AT&T countered its lackluster summer results with word it had set a record number of activations for the iPhone 4S. As of Tuesday, five days after launch, it had switched on over one million of just the new model. The tally made the 4S the “most successful” iPhone release in company history, it said.
The company argued that the 14.4Mbps 3G and the simultaneous voice and data inherent to using HSPA gave it the edge over Sprint and Verizon.
A strong launch was expected, although not necessarily as high, and may have more to do with momentum and timing. AT&T had acknowledged that moving the iPhone from a more typical June release to October had cost it sales as customers waited for what would become the iPhone 4S before buying in. The carrier also had the luxury of a much larger existing iPhone user base, where many iPhone 3G and 3GS users were trading up after having had no choice but to use AT&T two or three years ago.
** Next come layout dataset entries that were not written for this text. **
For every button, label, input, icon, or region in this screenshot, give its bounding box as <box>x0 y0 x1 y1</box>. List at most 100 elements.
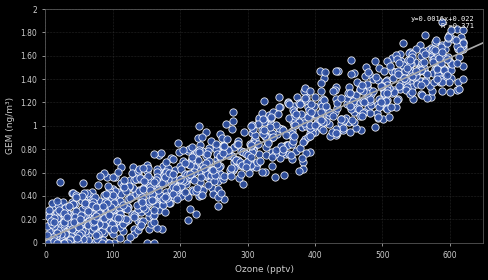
Point <box>61 221 68 226</box>
Point <box>216 150 224 154</box>
Point <box>216 155 224 160</box>
Point <box>439 67 447 71</box>
Point <box>141 177 149 182</box>
Point <box>262 153 270 157</box>
Point <box>105 212 113 216</box>
Point <box>316 80 324 85</box>
Point <box>420 52 428 56</box>
Point <box>262 139 270 144</box>
Point <box>75 233 82 238</box>
Point <box>154 173 162 177</box>
Point <box>152 177 160 182</box>
Point <box>247 122 255 127</box>
Point <box>61 232 69 237</box>
Point <box>432 77 440 81</box>
Point <box>98 223 105 228</box>
Point <box>43 233 51 237</box>
Point <box>72 193 80 197</box>
Point <box>324 121 332 126</box>
Point <box>63 206 71 211</box>
Point <box>446 75 454 80</box>
Point <box>388 91 396 95</box>
Point <box>411 69 419 73</box>
Point <box>170 181 178 185</box>
Point <box>78 240 86 245</box>
Point <box>382 98 389 103</box>
Point <box>322 106 329 111</box>
Point <box>77 230 84 235</box>
Point <box>85 218 93 223</box>
Point <box>260 130 267 135</box>
Point <box>53 216 61 221</box>
Point <box>391 53 399 58</box>
Point <box>419 59 427 64</box>
Point <box>123 207 131 212</box>
Point <box>161 198 169 203</box>
Point <box>253 122 261 126</box>
Point <box>111 207 119 211</box>
Point <box>359 109 367 114</box>
Point <box>70 220 78 224</box>
Point <box>44 240 52 245</box>
Point <box>382 82 390 87</box>
Point <box>150 208 158 213</box>
Point <box>444 32 451 37</box>
Point <box>96 209 104 213</box>
Point <box>107 230 115 235</box>
Point <box>382 87 390 92</box>
Point <box>108 207 116 211</box>
Point <box>94 183 102 188</box>
Point <box>384 115 392 119</box>
Point <box>260 120 267 124</box>
Point <box>344 85 352 89</box>
Point <box>61 240 68 245</box>
Point <box>68 200 76 204</box>
Point <box>113 158 121 163</box>
Point <box>232 142 240 146</box>
Point <box>382 58 390 63</box>
Point <box>194 158 202 162</box>
Point <box>438 66 446 71</box>
Point <box>145 215 153 220</box>
Point <box>168 185 176 189</box>
Point <box>428 60 436 64</box>
Point <box>47 240 55 245</box>
Point <box>458 44 466 48</box>
Point <box>305 116 313 120</box>
Point <box>238 182 246 186</box>
Point <box>272 123 280 127</box>
Point <box>183 175 191 179</box>
Point <box>83 223 91 227</box>
Point <box>252 159 260 164</box>
Point <box>159 167 167 171</box>
Point <box>248 163 256 167</box>
Point <box>301 94 309 99</box>
Point <box>50 239 58 243</box>
Point <box>57 210 65 215</box>
Point <box>66 225 74 230</box>
Point <box>119 183 126 188</box>
Point <box>254 116 262 120</box>
Point <box>190 170 198 174</box>
Point <box>100 222 107 227</box>
Point <box>260 134 268 139</box>
Point <box>113 217 121 221</box>
Point <box>258 128 265 133</box>
Point <box>93 215 101 220</box>
Point <box>369 89 377 93</box>
Point <box>207 139 215 143</box>
Point <box>127 171 135 175</box>
Point <box>417 79 425 83</box>
Point <box>45 214 53 219</box>
Point <box>316 101 324 105</box>
Point <box>113 214 121 218</box>
Point <box>435 77 443 82</box>
Point <box>81 228 89 233</box>
Point <box>408 97 416 101</box>
Point <box>331 131 339 136</box>
Point <box>52 211 60 216</box>
Point <box>414 67 422 71</box>
Point <box>93 212 101 217</box>
Point <box>90 216 98 220</box>
Point <box>236 160 244 164</box>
About three quarters of iPhone 4S launch buyers were on AT&T, based on early exit studies, but this matched closely to those who were upgrading from an existing iPhone.
AT&T’s share makes it about a quarter of the four million sold worldwide and shows Apple’s reduced dependence on the US for success, although they don’t include Sprint or Verizon numbers. The rest was spread across Canada, key European countries, Australia, and Japan. It may also reverse a gain for non-iPhone devices in AT&T’s share, where they make up 44 percent of its mix.